My therapist says it's probably a primitive defense mechanism from way back when for when it's not safe. And that knowing it's unwise is only part of stopping it. I can't seem to get to the other part. I'm pulling away from him too. I actually spent an entire session trying to figure out who he was to me and why I go to therapy. So it's not just Babble. My husband is fussing too.
But I'm not too miserable here in my turtle shell unless I've had a recent interaction with my parents. I'm playing with my puppies. And I've dug up my old Barbie dolls (the ones I kept in the closet - the ones in the attic are probably toast) and I'm busy cleaning them up and finding missing pieces to their outfits and fixing their hair.

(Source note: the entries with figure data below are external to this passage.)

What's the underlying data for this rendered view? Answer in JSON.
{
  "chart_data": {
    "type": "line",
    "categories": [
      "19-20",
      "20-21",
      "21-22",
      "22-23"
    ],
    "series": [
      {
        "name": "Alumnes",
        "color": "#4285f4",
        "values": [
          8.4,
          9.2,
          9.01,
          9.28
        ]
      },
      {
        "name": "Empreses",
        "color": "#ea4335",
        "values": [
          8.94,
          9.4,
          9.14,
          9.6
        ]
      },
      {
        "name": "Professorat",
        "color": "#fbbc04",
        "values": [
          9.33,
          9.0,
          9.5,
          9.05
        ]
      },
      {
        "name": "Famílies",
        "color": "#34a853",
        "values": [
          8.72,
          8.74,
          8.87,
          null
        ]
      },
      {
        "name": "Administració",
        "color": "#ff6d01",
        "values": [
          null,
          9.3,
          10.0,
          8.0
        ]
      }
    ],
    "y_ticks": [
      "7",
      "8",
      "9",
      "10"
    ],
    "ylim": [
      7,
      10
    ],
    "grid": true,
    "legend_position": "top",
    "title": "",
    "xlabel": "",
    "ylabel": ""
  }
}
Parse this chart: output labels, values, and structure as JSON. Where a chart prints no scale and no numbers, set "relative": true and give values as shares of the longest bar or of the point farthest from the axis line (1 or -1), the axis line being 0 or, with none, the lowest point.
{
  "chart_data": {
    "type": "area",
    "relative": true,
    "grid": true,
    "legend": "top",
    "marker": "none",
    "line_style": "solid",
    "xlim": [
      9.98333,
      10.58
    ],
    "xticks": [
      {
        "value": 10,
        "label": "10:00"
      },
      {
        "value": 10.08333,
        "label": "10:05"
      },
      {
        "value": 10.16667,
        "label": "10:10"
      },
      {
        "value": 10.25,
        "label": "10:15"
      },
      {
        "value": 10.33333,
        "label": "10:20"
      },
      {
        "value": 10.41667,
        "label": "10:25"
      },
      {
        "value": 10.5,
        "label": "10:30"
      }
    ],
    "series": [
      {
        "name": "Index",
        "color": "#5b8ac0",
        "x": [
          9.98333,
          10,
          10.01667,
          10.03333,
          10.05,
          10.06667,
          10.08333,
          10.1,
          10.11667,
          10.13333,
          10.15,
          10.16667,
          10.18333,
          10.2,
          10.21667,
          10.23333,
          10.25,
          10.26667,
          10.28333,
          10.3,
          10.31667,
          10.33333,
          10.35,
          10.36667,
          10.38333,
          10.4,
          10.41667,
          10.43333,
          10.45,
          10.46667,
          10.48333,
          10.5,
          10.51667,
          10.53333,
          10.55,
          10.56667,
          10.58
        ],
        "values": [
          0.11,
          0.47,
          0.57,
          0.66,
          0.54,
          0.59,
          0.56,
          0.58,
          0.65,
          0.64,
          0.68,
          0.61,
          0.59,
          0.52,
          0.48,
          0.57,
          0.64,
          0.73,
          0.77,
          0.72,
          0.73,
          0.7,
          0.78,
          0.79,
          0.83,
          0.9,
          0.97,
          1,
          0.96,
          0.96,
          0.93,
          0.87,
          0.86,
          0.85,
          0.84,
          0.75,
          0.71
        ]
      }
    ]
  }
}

My "enthusiasms" are ridiculously easy to analyze aren't they? Last time it was sorting through my stuff and reorganizing it - trying to create an illusion of control when it felt like my life was spinning out of control. I'm still doing a bit of this. This time it's playing with dolls. Not a purely happy time in my life, I suppose. But a time when my parents were healthy and I was the child and they were the adults instead of vice versa.
I really need to get more complicated, don't you think?
It'll pass I'm sure. Right now I'm adjusting to new realities, and I suppose that's why I've become a reclusive little girl when I'm not being an overburdened adult.
Thanks for asking about me. :) I'll keep trying to rejoin the world.